In this study, the ventilation capacities of China’s industrial cities were quantitatively evaluated by calculating the FAIs of the urban buildings and analyzing the relationship between FAI and the urban NO₂ concentration. The results of this study provide guidance for related urban planning tasks. However, this research still had certain shortcomings. First, we only studied the changes in the urban NO₂ concentration in the same year, and only one period of building–related vector data was available. Therefore, this study lacked a comparative study of long–term data series. In addition, this research only paid attention to the influence of the FAI index on the NO₂ concentration, and the influence of the FAI on other air pollutants was ignored. Therefore, in the future, long–term research can be conducted by obtaining long–term pollutant data and building data. In addition, more air pollutants can be introduced, and the impact of the FAI on pollutants can be analyzed from a more comprehensive perspective.

5. Conclusions

In this study, the C# language was used to calculate the FAIs of 45 industrial cities in China, which were then used to quantitatively express their urban ventilation capacities.

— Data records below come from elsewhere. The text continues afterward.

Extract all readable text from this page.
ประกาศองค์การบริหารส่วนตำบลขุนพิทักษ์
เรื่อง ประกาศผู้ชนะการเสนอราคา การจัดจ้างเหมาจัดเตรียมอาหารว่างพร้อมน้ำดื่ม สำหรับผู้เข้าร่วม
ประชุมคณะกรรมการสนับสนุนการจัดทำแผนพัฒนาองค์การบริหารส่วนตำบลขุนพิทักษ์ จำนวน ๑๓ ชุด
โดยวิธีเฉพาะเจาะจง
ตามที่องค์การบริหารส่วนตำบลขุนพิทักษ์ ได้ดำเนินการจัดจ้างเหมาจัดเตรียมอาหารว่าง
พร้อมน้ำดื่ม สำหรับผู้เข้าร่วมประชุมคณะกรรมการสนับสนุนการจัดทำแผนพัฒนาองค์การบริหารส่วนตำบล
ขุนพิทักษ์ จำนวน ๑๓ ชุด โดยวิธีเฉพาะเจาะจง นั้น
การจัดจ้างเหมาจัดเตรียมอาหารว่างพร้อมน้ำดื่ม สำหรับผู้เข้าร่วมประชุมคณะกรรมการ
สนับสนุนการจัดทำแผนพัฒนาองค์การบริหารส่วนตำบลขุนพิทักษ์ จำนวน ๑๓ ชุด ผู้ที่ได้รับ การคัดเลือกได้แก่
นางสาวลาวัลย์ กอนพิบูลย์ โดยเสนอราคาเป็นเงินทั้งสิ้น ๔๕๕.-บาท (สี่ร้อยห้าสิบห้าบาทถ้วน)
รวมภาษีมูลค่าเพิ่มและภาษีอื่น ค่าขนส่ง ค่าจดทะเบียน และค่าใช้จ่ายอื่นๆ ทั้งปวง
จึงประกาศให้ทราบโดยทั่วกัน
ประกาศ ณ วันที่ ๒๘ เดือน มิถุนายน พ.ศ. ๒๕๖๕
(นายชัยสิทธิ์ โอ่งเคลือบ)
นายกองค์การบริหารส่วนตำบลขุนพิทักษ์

The results showed that China’s industrial cities generally had excellent and good ventilation capacities, and the ventilation capacity was affected by the wind direction in winter and summer. There were significant differences in the ventilation capacities of industrial cities of different sizes and in different climatic zones. Second, based on a regression algorithm and random forest algorithm, the correlation with, relative contribution to, and marginal effects of the urban FAI on the NO₂ concentration were calculated. Notably, the FAI and NO₂ had significant correlations, and the relative contribution was stable at about 9%, which was lower than those of the natural factors but generally higher than those of the social factors. For most industrial cities, there was a turning point in the influence of the FAI on the NO₂ concentration. If the city’s FAI was below the turning point, the city’s FAI could be amended to improve the city’s NO₂ concentration. If the city’s FAI was already above the turning point, the method of suppressing the urban NO₂ concentration by restraining the urban FAI would be inefficient. The FAIs of about 60% of the cities are less than or close to the turning points of the effect of the FAI on the NO₂ concentration, indicating that for most cities, the regulation of the FAI can be used as the main means to alleviate urban NO₂ pollution.